Like most important things: it starts small. Transformation starts with the individual. In particularly when things get difficult it is a challenge to speak your mind, be open, provide or receive feedback. To collaborate towards sustainable change. Or vice versa, to effectively listen to others as well as to ourselves. This makes or brakes quality and innovation.

However vague all this might sound: at DIRMI we know of lots of science that shows the significance. It’s the soft part, that is the hard part. We think that creating or maintaining a culture of continuous improvement starts with ‘dirmi’ – Italian for: ‘please tell me’.

Roots & foundation

DIRMI was founded in 2014 and officially launched in 2018, with support of partners, including the University of Twente, the Netherlands.

The DIRMI vision is based on extensive (action) research work and field experience of healthcare transformation experts, in particularly those contributing to Projects featuring on this website.

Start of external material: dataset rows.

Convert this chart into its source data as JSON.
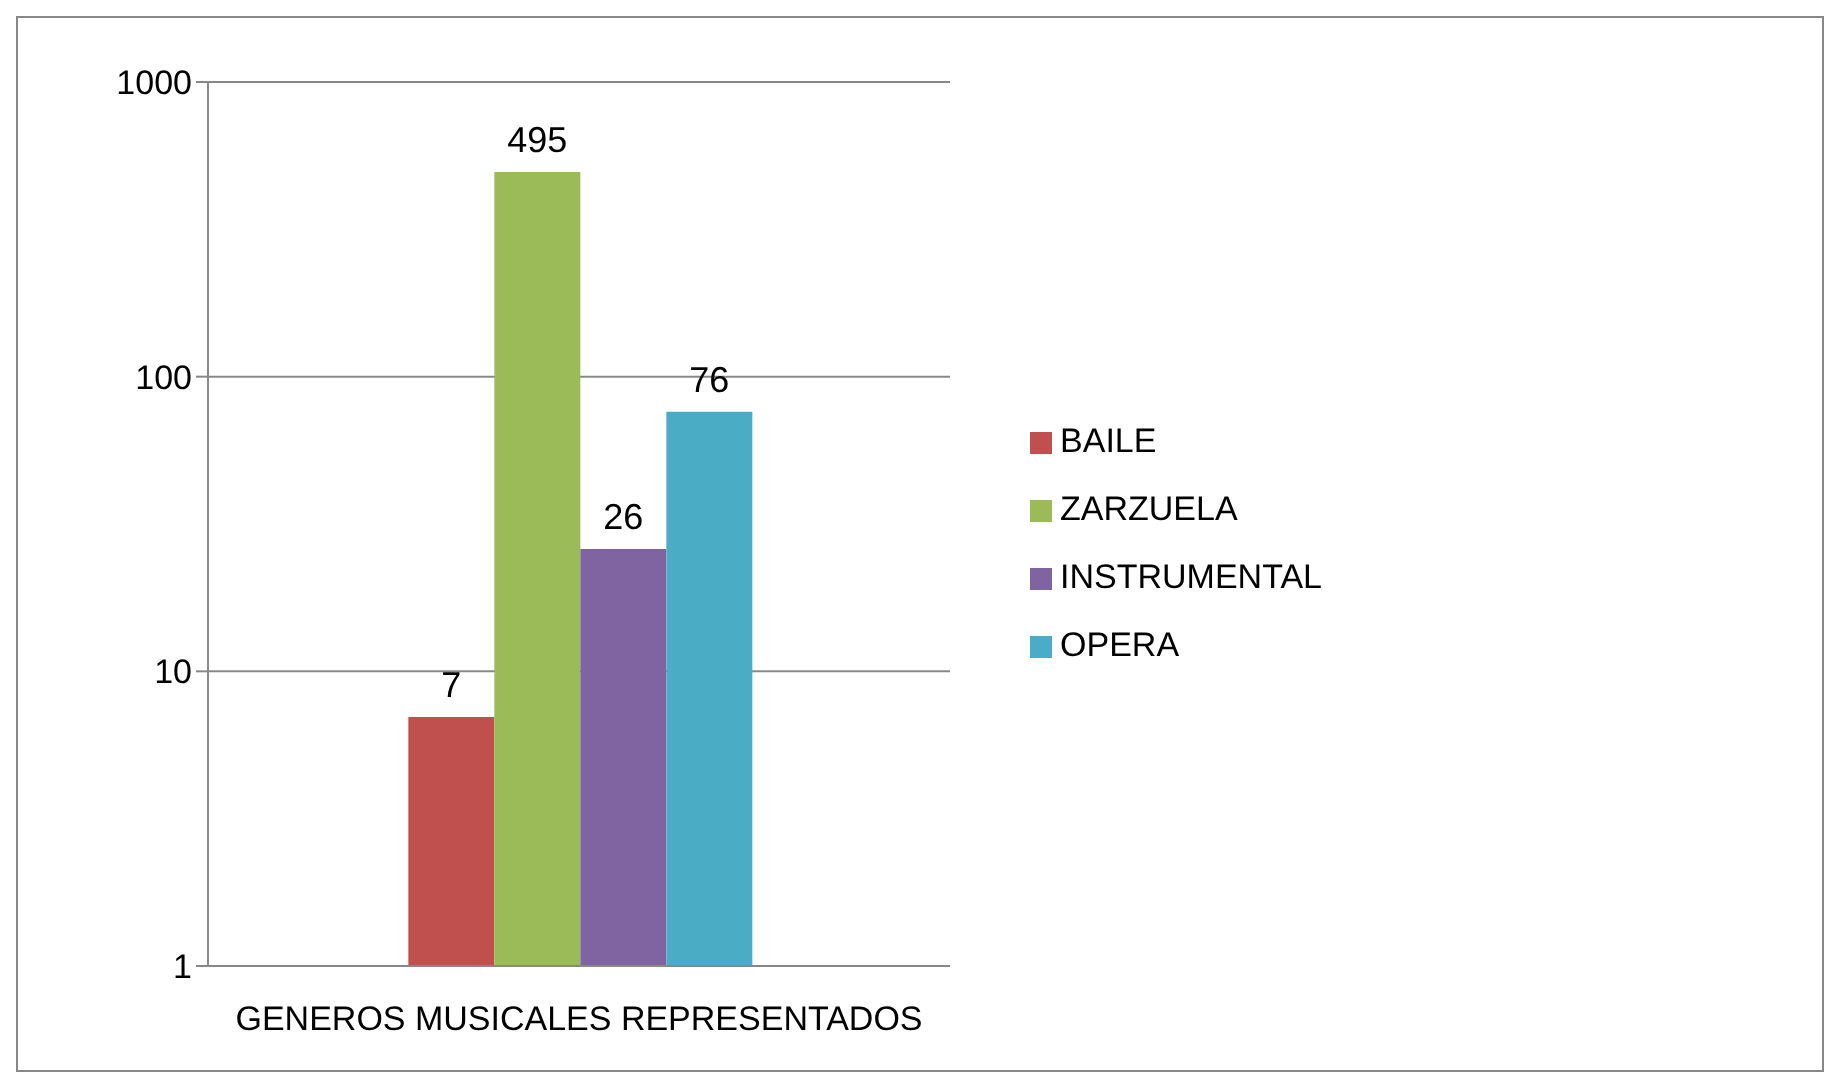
{
  "chart_data": {
    "type": "bar",
    "categories": [
      "GENEROS MUSICALES REPRESENTADOS"
    ],
    "series": [
      {
        "name": "BAILE",
        "color": "#c0504d",
        "values": [
          7
        ]
      },
      {
        "name": "ZARZUELA",
        "color": "#9bbb59",
        "values": [
          495
        ]
      },
      {
        "name": "INSTRUMENTAL",
        "color": "#8064a2",
        "values": [
          26
        ]
      },
      {
        "name": "OPERA",
        "color": "#4bacc6",
        "values": [
          76
        ]
      }
    ],
    "log": "y",
    "ylim": [
      1,
      1000
    ],
    "yticks": [
      1,
      10,
      100,
      1000
    ],
    "grid": "y",
    "legend": "right",
    "data_labels": true
  }
}
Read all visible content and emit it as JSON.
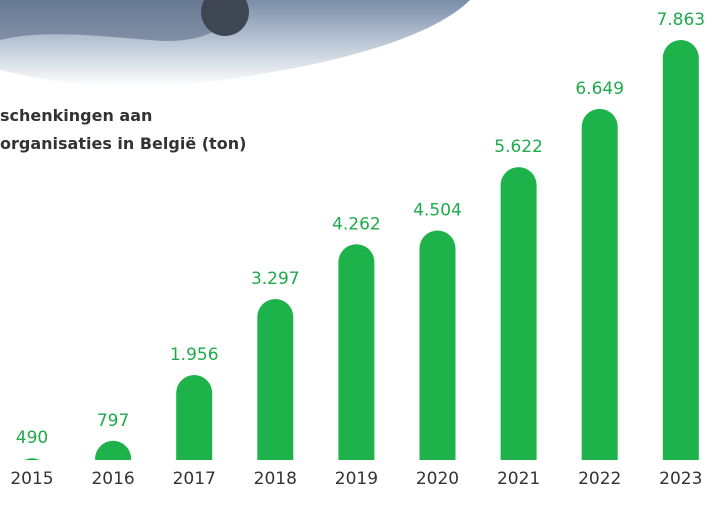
{
  "chart_data": {
    "type": "bar",
    "title": [
      "schenkingen aan",
      "organisaties in België (ton)"
    ],
    "categories": [
      "2015",
      "2016",
      "2017",
      "2018",
      "2019",
      "2020",
      "2021",
      "2022",
      "2023"
    ],
    "values": [
      490,
      797,
      1956,
      3297,
      4262,
      4504,
      5622,
      6649,
      7863
    ],
    "value_labels": [
      "490",
      "797",
      "1.956",
      "3.297",
      "4.262",
      "4.504",
      "5.622",
      "6.649",
      "7.863"
    ],
    "color": "#1db34a"
  }
}
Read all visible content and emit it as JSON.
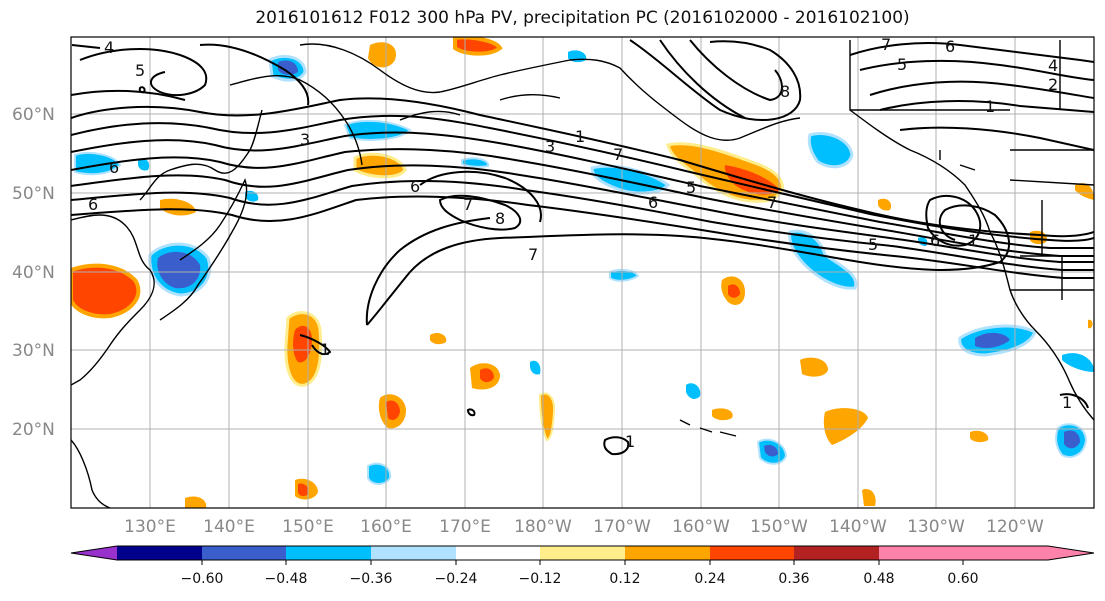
{
  "title": "2016101612 F012 300 hPa PV, precipitation PC (2016102000 - 2016102100)",
  "lat_labels": [
    "60°N",
    "50°N",
    "40°N",
    "30°N",
    "20°N"
  ],
  "lon_labels": [
    "130°E",
    "140°E",
    "150°E",
    "160°E",
    "170°E",
    "180°W",
    "170°W",
    "160°W",
    "150°W",
    "140°W",
    "130°W",
    "120°W"
  ],
  "colorbar": {
    "ticks": [
      "−0.60",
      "−0.48",
      "−0.36",
      "−0.24",
      "−0.12",
      "0.12",
      "0.24",
      "0.36",
      "0.48",
      "0.60"
    ],
    "colors": [
      "#9932CC",
      "#00008B",
      "#3A5FCD",
      "#00BFFF",
      "#B0E2FF",
      "#FFFFFF",
      "#FFEC8B",
      "#FFA500",
      "#FF4500",
      "#B22222",
      "#FF82AB"
    ]
  },
  "contour_labels": [
    "4",
    "5",
    "6",
    "6",
    "3",
    "1",
    "3",
    "7",
    "8",
    "6",
    "7",
    "7",
    "1",
    "5",
    "6",
    "5",
    "7",
    "8",
    "7",
    "6",
    "5",
    "4",
    "2",
    "1",
    "6",
    "1",
    "1",
    "1"
  ]
}
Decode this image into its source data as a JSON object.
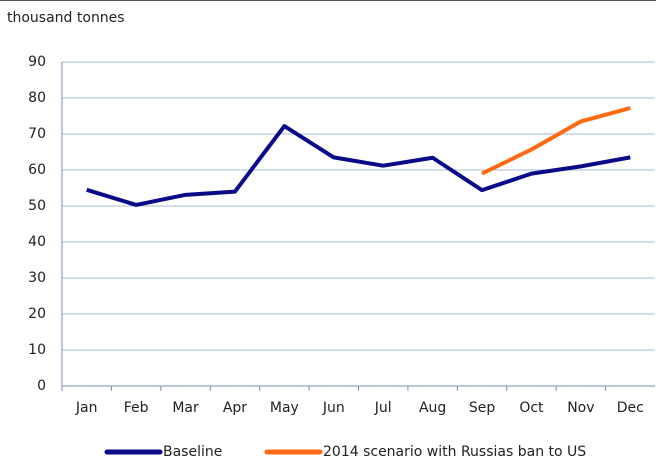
{
  "chart_data": {
    "type": "line",
    "y_label": "thousand tonnes",
    "categories": [
      "Jan",
      "Feb",
      "Mar",
      "Apr",
      "May",
      "Jun",
      "Jul",
      "Aug",
      "Sep",
      "Oct",
      "Nov",
      "Dec"
    ],
    "series": [
      {
        "name": "Baseline",
        "color": "#0b0b8a",
        "values": [
          54.5,
          50.3,
          53.1,
          54,
          72.2,
          63.5,
          61.2,
          63.4,
          54.4,
          59,
          61,
          63.5
        ]
      },
      {
        "name": "2014 scenario with Russias ban to US",
        "color": "#ff6a13",
        "values": [
          null,
          null,
          null,
          null,
          null,
          null,
          null,
          null,
          59,
          65.7,
          73.5,
          77.2
        ]
      }
    ],
    "ylim": [
      0,
      90
    ],
    "yticks": [
      0,
      10,
      20,
      30,
      40,
      50,
      60,
      70,
      80,
      90
    ],
    "grid": true
  }
}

Part of the DIRMI work is rooted in the PhD projects and prior work of Wouter A. Keijser MD, who is research associate at the Faculty of Behavioural, Management and Social sciences (Chaired by Prof Dr. Celeste Wilderom), University of Twente and healthcare transformation coaching expert at Wacomed BV, Utrecht the Netherlands, and HIM SL, Barcelona, Spain.

DIRMI’s lifecycle

We believe that healthcare transformation will take significant time. However, in some years from now, the way things-are-done in healthcare will have changed. Moreover, we foresee that the ‘way’ people and institutions in and near healthcare will be able to continuously change and adapt. At that time, DIRMI will cease to exist.